“Meus heróis/Morreram de overdose/Meus inimigos/Estão no poder/Ideologia!/Eu quero uma prá viver.” A poesia de Cazuza, mesclada de dor e revolta, proclama um desejo visceral por uma ideologia aqui entendida como saída vital para enfrentar o enigma da morte. Esta reflexão vai percorrer a direção oposta, e especular o contraponto: para viver, o melhor é não ter uma ideologia. Cabe inserir um silogismo, e afirmar que: para ter havido uma desilusão, antes deveria ter havido uma ilusão, assim como a ocorrência do descontentamento tem que ser precedida do contentamento. E é, provavelmente, no desmoronar do frágil e sedutor edifício dessa idealização, ou ideologização, que se fez o parto do sofrimento.
No senso comum, temos por ideologia, comumente, a noção de um movimento que, em atos de boa vontade, tenta mudar alguma realidade particular. Ou defender um ponto de vista que a ela se opõe. Porém, o que de fato a caracteriza é a falta de conhecimentos necessários para razoável compreensão dos fenômenos e interesses sociais envolvidos e, por conta disso, frequentemente caímos nas armadilhas fantasiosas da desinformação, da alienação catastrófica, no sentido psiquiátrico, aquela que nos divorcia da realidade. Em outras palavras, cada desastre histórico, foi sistematicamente acompanhado ou precedido de uma grande escorregão filosófico.
A esse falseador conjunto de ideias, crenças e conceitos damos o nome de ideologia. E o gesto constituinte dessas ilusões é necessário para manter as coisas como são e estão. Isto é, analisando a história – particularmente aquela disseminada como verdade a partir dos arquétipos greco-judaico-cristãos – poderemos identificar nos pensamentos mais comuns e influentes, as “verdades” que compactuavam, e até legitimavam, o que era de interesse para a classe dominante.

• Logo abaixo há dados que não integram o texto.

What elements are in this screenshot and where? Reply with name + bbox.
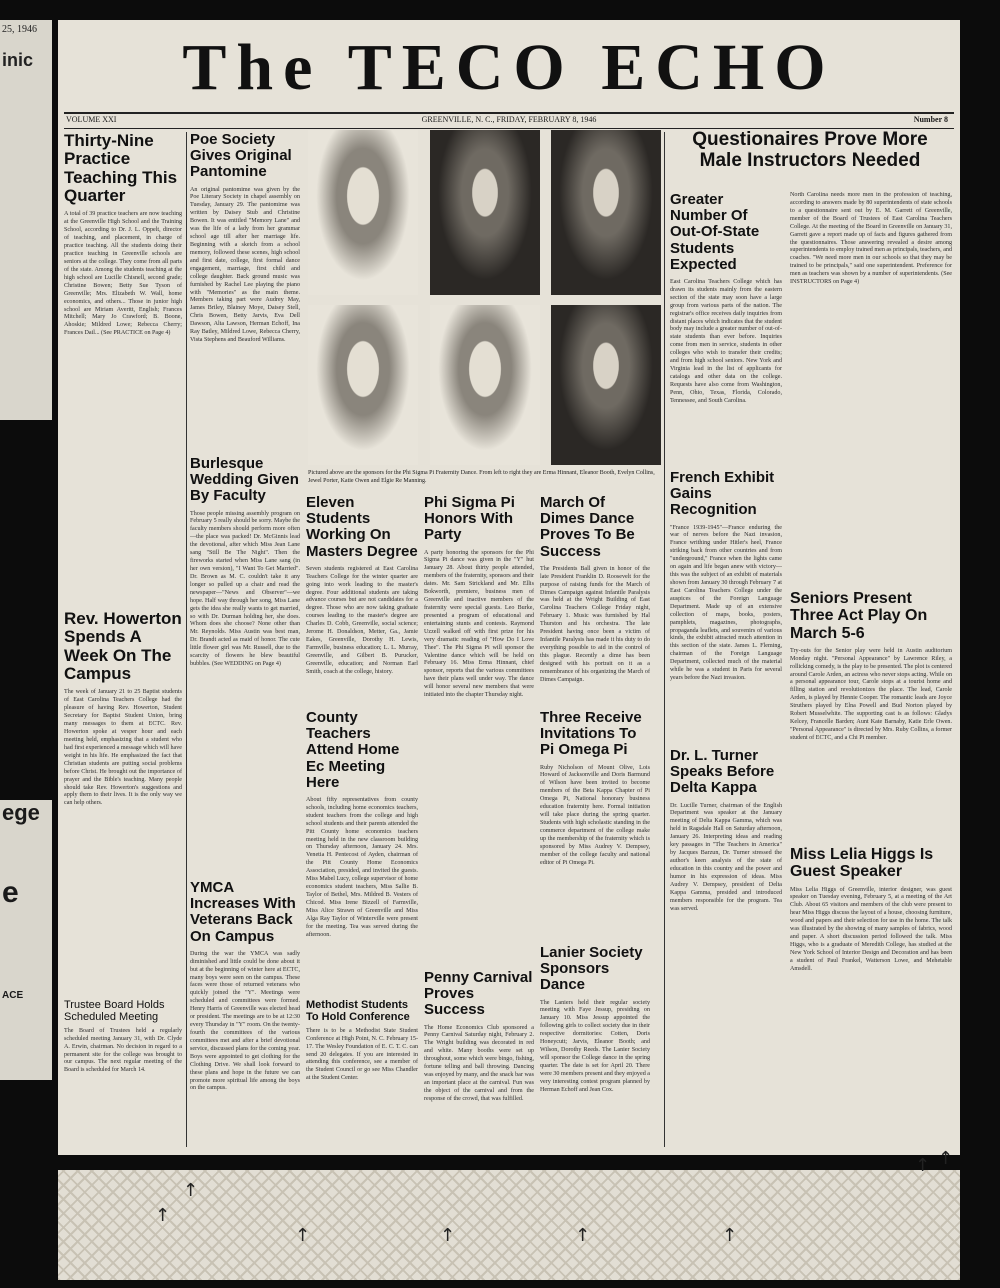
headline-french: French Exhibit Gains Recognition: [670, 470, 775, 519]
headline-ymca: YMCA Increases With Veterans Back On Campus: [190, 880, 296, 945]
headline-questionaires: Questionaires Prove More Male Instructors Needed: [692, 130, 928, 171]
up-arrow-icon: ↑: [575, 1225, 591, 1246]
body-penny: The Home Economics Club sponsored a Penny Carnival Saturday night, February 2. The Wright building was decorated in red and white. Many booths were set up throughout, some which were bingo, fishing, fortune telling and ball throwing. Dancing was enjoyed by many, and the snack bar was an important place at the carnival. Fun was the object of the carnival and from the response of the crowd, that was fulfilled.: [424, 1024, 534, 1102]
previous-page-edge: [0, 20, 52, 420]
article-penny: [424, 970, 534, 1148]
body-turner: Dr. Lucille Turner, chairman of the English Department was speaker at the January meeting of Delta Kappa Gamma, which was held in Ragsdale Hall on Saturday afternoon, January 26. Interpreting ideas and reading key passages in "The Teachers in America" by Jacques Barzun, Dr. Turner stressed the author's keen analysis of the state of education in this country and the power and humor in his expression of ideas. Miss Audrey V. Dempsey, president of Delta Kappa Gamma, presided and introduced members responsible for the program. Tea was served.: [670, 802, 782, 912]
article-practice: [64, 132, 182, 602]
body-lanier: The Laniers held their regular society meeting with Faye Jessup, presiding on January 10. Miss Jessup appointed the following girls to collect society due in their respective dormitories: Cotten, Doris Honeycutt; Jarvis, Eleanor Booth; and Wilson, Dorothy Reeds. The Lanier Society will sponsor the College dance in the spring quarter. The date is set for April 20. There were 30 members present and they enjoyed a very interesting contest program planned by Herman Echoff and Jean Cox.: [540, 999, 650, 1093]
headline-dimes: March Of Dimes Dance Proves To Be Success: [540, 495, 635, 560]
headline-howerton: Rev. Howerton Spends A Week On The Campus: [64, 610, 182, 684]
body-phisigma: A party honoring the sponsors for the Phi Sigma Pi dance was given in the "Y" hut January 28. About thirty people attended, members of the fraternity, sponsors and their dates. Mr. Sam Strickland and Mr. Ellis Bokworth, premiere, business men of Greenville and inactive members of the fraternity were special guests. Leo Burke, presented a program of educational and entertaining stunts and contests. Raymond Uzzell walked off with first prize for his very dramatic reading of "How Do I Love Thee". The Phi Sigma Pi will sponsor the Valentine dance which will be held on February 16. Miss Erma Hinnant, chief sponsor, reports that the various committees have their plans well under way. The dance will honor several new members that were initiated into the chapter Thursday night.: [424, 549, 534, 699]
headline-county: County Teachers Attend Home Ec Meeting Here: [306, 710, 400, 791]
article-higgs: [790, 846, 952, 1148]
article-ymca: [190, 880, 300, 1148]
headline-higgs: Miss Lelia Higgs Is Guest Speaker: [790, 846, 934, 881]
headline-penny: Penny Carnival Proves Success: [424, 970, 533, 1019]
headline-methodist: Methodist Students To Hold Conference: [306, 1000, 410, 1023]
body-french: "France 1939-1945"—France enduring the war of nerves before the Nazi invasion, France writhing under Hitler's heel, France striking back from other countries and from "underground," France when the lights came on again and life began anew with victory—this was the subject of an exhibit of materials shown from January 30 through February 7 at East Carolina Teachers College under the auspices of the Foreign Language Department. Made up of an extensive collection of maps, books, posters, pamphlets, magazines, photographs, propaganda leaflets, and souvenirs of various kinds, the exhibit attracted much attention in this section of the state. James L. Fleming, chairman of the Foreign Language Department, collected much of the material while he was a student in Paris for several years before the Nazi invasion.: [670, 524, 782, 682]
article-seniors: [790, 590, 952, 840]
photo-sponsor-4: [308, 305, 418, 465]
photo-sponsor-2: [430, 130, 540, 295]
body-poe: An original pantomime was given by the Poe Literary Society in chapel assembly on Tuesday, January 29. The pantomime was written by Daisey Stub and Christine Bowen. It was entitled "Memory Lane" and was the life of a lady from her grammar school age till after her marriage life. Beginning with a sketch from a school memory, followed these scenes, high school and first date, college, first formal dance engagement, marriage, first child and college daughter. Back ground music was furnished by Rachel Lee playing the piano with "Memories" as the main theme. Members taking part were Audrey May, James Briley, Blainey Moye, Daisey Stell, Chris Bowen, Betty Jarvis, Eva Dell Dawson, Alta Lawson, Herman Echoff, Ina Ray Batley, Mildred Lowe, Rebecca Cherry, Vista Stephens and Beauford Williams.: [190, 186, 300, 344]
photo-sponsor-6: [551, 305, 661, 465]
body-county: About fifty representatives from county schools, including home economics teachers, student teachers from the college and high school students and their parents attended the Pitt County home economics teachers meeting held in the new classroom building on Thursday afternoon, January 24. Mrs. Venetia H. Pentecost of Ayden, chairman of the Pitt County Home Economics Association, presided, and invited the guests. Miss Mabel Lucy, college supervisor of home economics student teachers, Miss Sallie B. Taylor of Bethel, Mrs. Mildred B. Vesters of Chicod. Miss Irene Bizzell of Farmville, Miss Alice Strawn of Greenville and Miss Alga Ray Taylor of Winterville were present for the meeting. Tea was served during the afternoon.: [306, 796, 418, 938]
previous-page-word-3: e: [2, 876, 19, 909]
article-greater: [670, 192, 782, 462]
article-trustee: [64, 1000, 182, 1150]
article-phisigma: [424, 495, 534, 965]
volume-label: VOLUME XXI: [66, 115, 117, 124]
up-arrow-icon: ↑: [440, 1225, 456, 1246]
headline-turner: Dr. L. Turner Speaks Before Delta Kappa: [670, 748, 775, 797]
dateline-text: GREENVILLE, N. C., FRIDAY, FEBRUARY 8, 1946: [421, 115, 597, 124]
up-arrow-icon: ↑: [183, 1180, 199, 1201]
article-pi-omega: [540, 710, 650, 940]
previous-page-word-4: ACE: [2, 990, 24, 1001]
body-trustee: The Board of Trustees held a regularly scheduled meeting January 31, with Dr. Clyde A. Erwin, chairman. No decision in regard to a permanent site for the college was brought to our campus. The next regular meeting of the Board is scheduled for March 14.: [64, 1027, 182, 1074]
article-burlesque: [190, 456, 300, 874]
article-howerton: [64, 610, 182, 875]
body-eleven: Seven students registered at East Carolina Teachers College for the winter quarter are going into work leading to the master's degree. Four additional students are taking advance courses but are not candidates for a degree. Those who are now taking graduate courses leading to the master's degree are Charles D. Cobb, Greenville, social science; Jerome H. Donaldson, Metter, Ga., Jamie Eakes, Greenville, Dorothy H. Lewis, Farmville, business education; L. L. Murray, Greenville, and Gilbert B. Purucker, Greenville, education; and Norman Earl Smith, coach at the college, history.: [306, 565, 418, 675]
photo-sponsor-1: [308, 130, 418, 295]
newspaper-page: [58, 20, 960, 1155]
headline-pi-omega: Three Receive Invitations To Pi Omega Pi: [540, 710, 642, 759]
article-dimes: [540, 495, 650, 705]
article-questionaires: [790, 192, 952, 587]
body-burlesque: Those people missing assembly program on February 5 really should be sorry. Maybe the faculty members should perform more often—the place was packed! Dr. McGinnis lead the devotional, after which Miss Jean Lane sang "Still Be The Night". Then the fireworks started when Miss Lane sang (in her own version), "I Want To Get Married". Dr. Brown as M. C. couldn't take it any longer so pulled up a chair and read the newspaper—"News and Observer"—we hope. Half way through her song, Miss Lane gets the idea she really wants to get married, so with Dr. Durman holding her, she does. Whom does she choose? None other than Mr. Reynolds. Miss Austin was best man, Dr. Brandt acted as maid of honor. The cute little flower girl was Mr. Russell, due to the scarcity of flowers he blew beautiful bubbles. (See WEDDING on Page 4): [190, 510, 300, 668]
article-poe: [190, 132, 300, 450]
photo-sponsor-5: [430, 305, 540, 465]
headline-practice: Thirty-Nine Practice Teaching This Quarter: [64, 132, 178, 206]
headline-trustee: Trustee Board Holds Scheduled Meeting: [64, 1000, 165, 1023]
up-arrow-icon: ↑: [155, 1205, 171, 1226]
body-ymca: During the war the YMCA was sadly diminished and little could be done about it but at the beginning of winter here at ECTC, many boys were seen on the campus. These faces were those of returned veterans who quickly joined the "Y". Meetings were scheduled and committees were formed. Henry Harris of Greenville was elected head or president. The meetings are to be at 12:30 every Thursday in "Y" room. On the twenty-fourth the committees of the various committees met and after a brief devotional service, discussed plans for the coming year. Boys were appointed to get clothing for the Clothing Drive. We shall look forward to these plans and hope in the future we can promote more spiritual life among the boys on the campus.: [190, 950, 300, 1092]
up-arrow-icon: ↑: [295, 1225, 311, 1246]
body-howerton: The week of January 21 to 25 Baptist students of East Carolina Teachers College had the pleasure of having Rev. Howerton, Student Secretary for Baptist Student Union, bring many messages to them at ECTC. Rev. Howerton spoke at vesper hour and each meeting held, emphasizing that a student who had first experienced a message which will have weight in his life. He emphasized the fact that Christian students are putting social problems before Christ. He brought out the importance of prayer and the Bible's teaching. Many people should take Rev. Howerton's suggestions and apply them to their lives. It is the only way we can help others.: [64, 689, 182, 807]
body-pi-omega: Ruby Nicholson of Mount Olive, Lois Howard of Jacksonville and Doris Barmund of Wilson have been invited to become members of the Beta Kappa Chapter of Pi Omega Pi, National honorary business education fraternity here. Formal initiation will take place during the spring quarter. Students with high scholastic standing in the commerce department of the college make up the membership of the fraternity which is sponsored by Miss Audrey V. Dempsey, member of the college faculty and national editor of Pi Omega Pi.: [540, 764, 650, 866]
body-methodist: There is to be a Methodist State Student Conference at High Point, N. C. February 15-17. The Wesley Foundation of E. C. T. C. can send 20 delegates. If you are interested in attending this conference, see a member of the Student Council or go see Miss Chandler at the Student Center.: [306, 1027, 418, 1082]
article-eleven: [306, 495, 418, 705]
issue-number: Number 8: [913, 115, 948, 124]
dateline-bar: [64, 112, 954, 129]
body-questionaires: North Carolina needs more men in the profession of teaching, according to answers made by 80 superintendents of state schools to a questionnaire sent out by E. M. Garrett of Greenville, member of the Board of Trustees of East Carolina Teachers College. At the meeting of the Board in Greenville on January 31, Garrett gave a report made up of facts and figures gathered from the questionnaires. Those answering revealed a desire among superintendents to employ trained men as principals, teachers, and coaches. "We need more men in our schools so that they may be trained to be principals," said one superintendent. Preference for men as teachers was shown by a number of superintendents. (See INSTRUCTORS on Page 4): [790, 192, 952, 286]
article-lanier: [540, 945, 650, 1148]
photo-caption: Pictured above are the sponsors for the Phi Sigma Pi Fraternity Dance. From left to right they are Erma Hinnant, Eleanor Booth, Evelyn Collins, Jewel Porter, Katie Owen and Elgie Re Manning.: [308, 470, 655, 484]
body-higgs: Miss Lelia Higgs of Greenville, interior designer, was guest speaker on Tuesday evening, February 5, at a meeting of the Art Club. About 65 visitors and members of the club were present to hear Miss Higgs discuss the layout of a house, choosing furniture, wood and papers and their selection for use in the home. The talk was illustrated by the showing of many samples of fabrics, wood and paper. A short discussion period followed the talk. Miss Higgs, who is a graduate of Meredith College, has studied at the New York School of Interior Design and Decoration and has been a student of Paul Frankel, Watterson Lowe, and Mehetable Amsdell.: [790, 886, 952, 972]
previous-page-word-2: ege: [2, 800, 40, 825]
masthead-title: The TECO ECHO: [182, 31, 836, 104]
article-methodist: [306, 1000, 418, 1148]
headline-burlesque: Burlesque Wedding Given By Faculty: [190, 456, 299, 505]
body-greater: East Carolina Teachers College which has drawn its students mainly from the eastern section of the state may soon have a large group from various parts of the nation. The registrar's office receives daily inquiries from distant places which indicates that the student body may include a greater number of out-of-state students than ever before. Inquiries come from men in service, students in other colleges who wish to transfer their credits; and from high school seniors. New York and Virginia lead in the list of applicants for catalogs and other data on the college. Requests have also come from Washington, Penn, Ohio, Texas, Florida, Colorado, Tennessee, and South Carolina.: [670, 278, 782, 404]
body-dimes: The Presidents Ball given in honor of the late President Franklin D. Roosevelt for the purpose of raising funds for the March of Dimes Campaign against Infantile Paralysis was held at the Wright Building of East Carolina Teachers College Friday night, February 1. Music was furnished by Hal Thurston and his orchestra. The late President having once been a victim of Infantile Paralysis has made it his duty to do everything possible to aid in the control of this plague. Recently a dime has been designed with his portrait on it as a remembrance of his organizing the March of Dimes Campaign.: [540, 565, 650, 683]
article-county: [306, 710, 418, 990]
up-arrow-icon: ↑: [915, 1155, 931, 1176]
previous-page-date: 25, 1946: [2, 24, 37, 35]
column-rule: [186, 132, 187, 1147]
headline-eleven: Eleven Students Working On Masters Degree: [306, 495, 418, 560]
headline-questionaires-box: [670, 130, 950, 190]
headline-poe: Poe Society Gives Original Pantomine: [190, 132, 292, 181]
headline-greater: Greater Number Of Out-Of-State Students Expected: [670, 192, 760, 273]
photo-sponsor-3: [551, 130, 661, 295]
column-rule-right: [664, 132, 665, 1147]
previous-page-edge-lower: [0, 800, 52, 1080]
previous-page-word: inic: [2, 50, 34, 70]
body-practice: A total of 39 practice teachers are now teaching at the Greenville High School and the Training School, according to Dr. J. L. Oppelt, director of teaching, and placement, in charge of practice teaching. All the students doing their practice teaching in Greenville schools are seniors at the college. They come from all parts of the state. Among the students teaching at the high school are Lucille Chisnell, second grade; Christine Bowen; Betty Sue Tyson of Greenville; Mrs. Elizabeth W. Wall, home economics, and others... Those in junior high school are Miriam Averitt, English; Frances Mitchell; Mary Jo Crawford; B. Boone, Ahoskie; Mildred Lowe; Rebecca Cherry; Frances Dail... (See PRACTICE on Page 4): [64, 211, 182, 337]
headline-lanier: Lanier Society Sponsors Dance: [540, 945, 643, 994]
up-arrow-icon: ↑: [722, 1225, 738, 1246]
up-arrow-icon: ↑: [938, 1148, 954, 1169]
headline-phisigma: Phi Sigma Pi Honors With Party: [424, 495, 515, 544]
body-seniors: Try-outs for the Senior play were held in Austin auditorium Monday night. "Personal Appearance" by Lawrence Riley, a rollicking comedy, is the play to be presented. The plot is centered around Carole Arden, an actress who never stops acting. While on a personal appearance tour, Carole stops at a tourist home and filling station and revolutionizes the place. The lead, Carole Arden, is played by Hennie Cooper. The romantic leads are Joyce Struthers played by Elna Powell and Bud Norton played by Robert Musselwhite. The supporting cast is as follows: Gladys Kelcey, Francelle Barden; Aunt Kate Barnaby, Katie Erle Owen. "Personal Appearance" is directed by Mrs. Ruby Collins, a former student of ECTC, and a Chi Pi member.: [790, 647, 952, 741]
article-turner: [670, 748, 782, 1148]
headline-seniors: Seniors Present Three Act Play On March 5-6: [790, 590, 928, 642]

Embora não se deva anular a brutal importância desses pensadores, constata-se que o ideário de Platão e de Aristóteles foi justificador do escravagismo, do machismo, de explorações, de uma suposta hierarquia entre pessoas; ou até mesmo sobre o pensamento cristão, sobretudo na época da inquisição: autores que de alguma maneira expressam uma diversidade de pensamento eram cassados e suas obras queimadas, e os autores cuja ideologia opressiva servia para justificar a ordem reinante ganhavam status de verdade.
Tal ímpeto normativo das ideologias não se faz maléfico somente quando nega a realidade, colocando outra em seu lugar. Tal normatividade das mentiras corroem a possibilidade dos sujeitos desenvolverem seu espírito crítico por acostuma-los a mentiras confortáveis e reconfortantes – na versão contemporânea do mito da caverna de Platão, as sombras são as ideologias.
Mas o perigo deste modo de apreensão não se faz somente quando as pessoas não entendem a realidade, até porque, não se tem notícia alguma de um sujeito que a tivesse esgotado. Porém a possibilidade da tragédia se faz na normatividade de certos costumes, em detrimento da desautonomia que resta ao sujeito, sobre aquilo em que ele acredita, pensa, ou deseja. Podendo cair no conto alienante de uma suposta ordem natural das relações e das coisas, sem jamais duvidar que tais ordens podem ser estabelecidas.
Constatando que todos nós fomos criados e desenvolvidos em contextos que culturalmente perpetuam mentiras ideiais, é razoável dizer que a grande maioria de nossas convicções, ou pelo menos a matéria prima para nossas reflexões, não passam de inverdades.
Nas palavras do excêntrico filósofo esloveno Slavoj Zizek:” Eu já estou o tempo todo comendo da lata de lixo. Está lata de lixo se chama ideologia. / A força material da ideologia não me deixa ver o que estou comendo de verdade./ Não é só a nossa realidade que nos escraviza. A tragédia da nossa condição – quando estamos dentro da ideologia – é quando pensamos que escapamos dela para os nossos sonhos, é nesse ponto que estas mesmo dentro da ideologia.”